Adding a windlass and third battery

mochosla

Petty Officer 2nd Class
Joined
Jan 3, 2004
Messages
112
Hi guys,

I just bought a Powerwinch 450 windlass for my WA 21' Striper and will be installing it as per their requirements and recommendations. While their instructions are fairly clear, I have a question regarding adding a third battery to the boat. I must add that my boat already has 2 batteries connected to an A / B switch. I already have a deep cycle battery that I'm planning to use and I want to add it right under the anchor box but my question is, how can I connect it to the boat electric system so that it is automatically charged by the motor while not impacting my electronics when lifting the anchor.

Any help will be greatly appreciated.

Thanks.
 

dbkerley

Chief Petty Officer
Joined
Apr 6, 2009
Messages
443
Re: Adding a windlass and third battery

http://forums.iboats.com/showthread.php?t=239445

This diagram may help. I've been wrestling with some of the same type issues. I may end up adding an entire new 24v circuit instead of just the third battery as my house load would drain the starting battery anyway.
 

dsiekman

Senior Chief Petty Officer
Joined
Jul 7, 2010
Messages
798
Re: Adding a windlass and third battery

Single or twin engine? For a single engine, and please correct guys if I'm wrong, you could just add on an additional house battery in parallel - red to red, black to black. Simply make up short "jumpers" (bolted terminals, NOT clamps) and run them from the old house battery to the new house battery. Voltage in paralell stays the same but the capacity is increased.

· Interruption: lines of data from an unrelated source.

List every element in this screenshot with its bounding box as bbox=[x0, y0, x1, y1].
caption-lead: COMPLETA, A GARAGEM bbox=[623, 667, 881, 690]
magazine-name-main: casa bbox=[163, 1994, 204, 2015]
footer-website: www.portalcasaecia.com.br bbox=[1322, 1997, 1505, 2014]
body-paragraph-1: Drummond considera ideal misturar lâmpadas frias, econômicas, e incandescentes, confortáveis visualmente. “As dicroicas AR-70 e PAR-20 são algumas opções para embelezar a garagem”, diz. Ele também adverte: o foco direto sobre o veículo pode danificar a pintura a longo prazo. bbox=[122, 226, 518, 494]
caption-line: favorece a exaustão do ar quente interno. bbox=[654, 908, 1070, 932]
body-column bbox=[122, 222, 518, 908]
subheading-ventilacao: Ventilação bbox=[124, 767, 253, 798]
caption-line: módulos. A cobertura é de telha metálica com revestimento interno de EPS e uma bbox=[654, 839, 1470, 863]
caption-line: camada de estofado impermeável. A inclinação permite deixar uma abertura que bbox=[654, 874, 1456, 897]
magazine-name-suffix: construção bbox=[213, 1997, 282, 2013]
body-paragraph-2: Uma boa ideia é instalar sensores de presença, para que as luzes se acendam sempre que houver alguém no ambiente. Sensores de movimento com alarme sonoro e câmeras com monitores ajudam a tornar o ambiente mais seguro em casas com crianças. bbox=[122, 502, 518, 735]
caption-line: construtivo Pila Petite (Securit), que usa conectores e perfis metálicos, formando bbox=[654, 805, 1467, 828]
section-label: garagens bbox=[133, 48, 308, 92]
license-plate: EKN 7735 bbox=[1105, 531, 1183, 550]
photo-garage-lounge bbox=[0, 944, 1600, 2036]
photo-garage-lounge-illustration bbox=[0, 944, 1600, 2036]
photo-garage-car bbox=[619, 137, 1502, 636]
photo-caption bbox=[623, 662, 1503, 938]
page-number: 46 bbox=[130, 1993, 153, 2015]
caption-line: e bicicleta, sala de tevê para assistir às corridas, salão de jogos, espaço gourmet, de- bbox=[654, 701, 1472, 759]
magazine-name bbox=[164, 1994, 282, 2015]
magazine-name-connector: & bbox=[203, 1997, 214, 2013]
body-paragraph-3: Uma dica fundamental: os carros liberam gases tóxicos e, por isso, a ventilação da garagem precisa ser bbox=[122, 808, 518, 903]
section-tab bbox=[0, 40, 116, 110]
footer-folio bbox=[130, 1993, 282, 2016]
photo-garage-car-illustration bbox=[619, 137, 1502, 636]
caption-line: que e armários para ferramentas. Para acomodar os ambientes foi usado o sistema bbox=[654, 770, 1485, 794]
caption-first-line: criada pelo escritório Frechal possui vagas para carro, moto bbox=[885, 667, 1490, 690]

I've got two dual purpose batteries as starting batteries - each wired to an A/B - and one group 31 deep cycle as my house. I'm considering adding a second 31 just for good measure.
 

dingbat

Supreme Mariner
Joined
Nov 20, 2001
Messages
16,383
Re: Adding a windlass and third battery

Single or twin engine? For a single engine, and please correct guys if I'm wrong, you could just add on an additional house battery in parallel - red to red, black to black. Simply make up short "jumpers" (bolted terminals, NOT clamps) and run them from the old house battery to the new house battery. Voltage in paralell stays the same but the capacity is increased.

The problem with that is that you?re putting both batteries at risk should one of the batteries or the charging system fail. Connecting the batteries with an ACR will protect both from being discharged should something happen.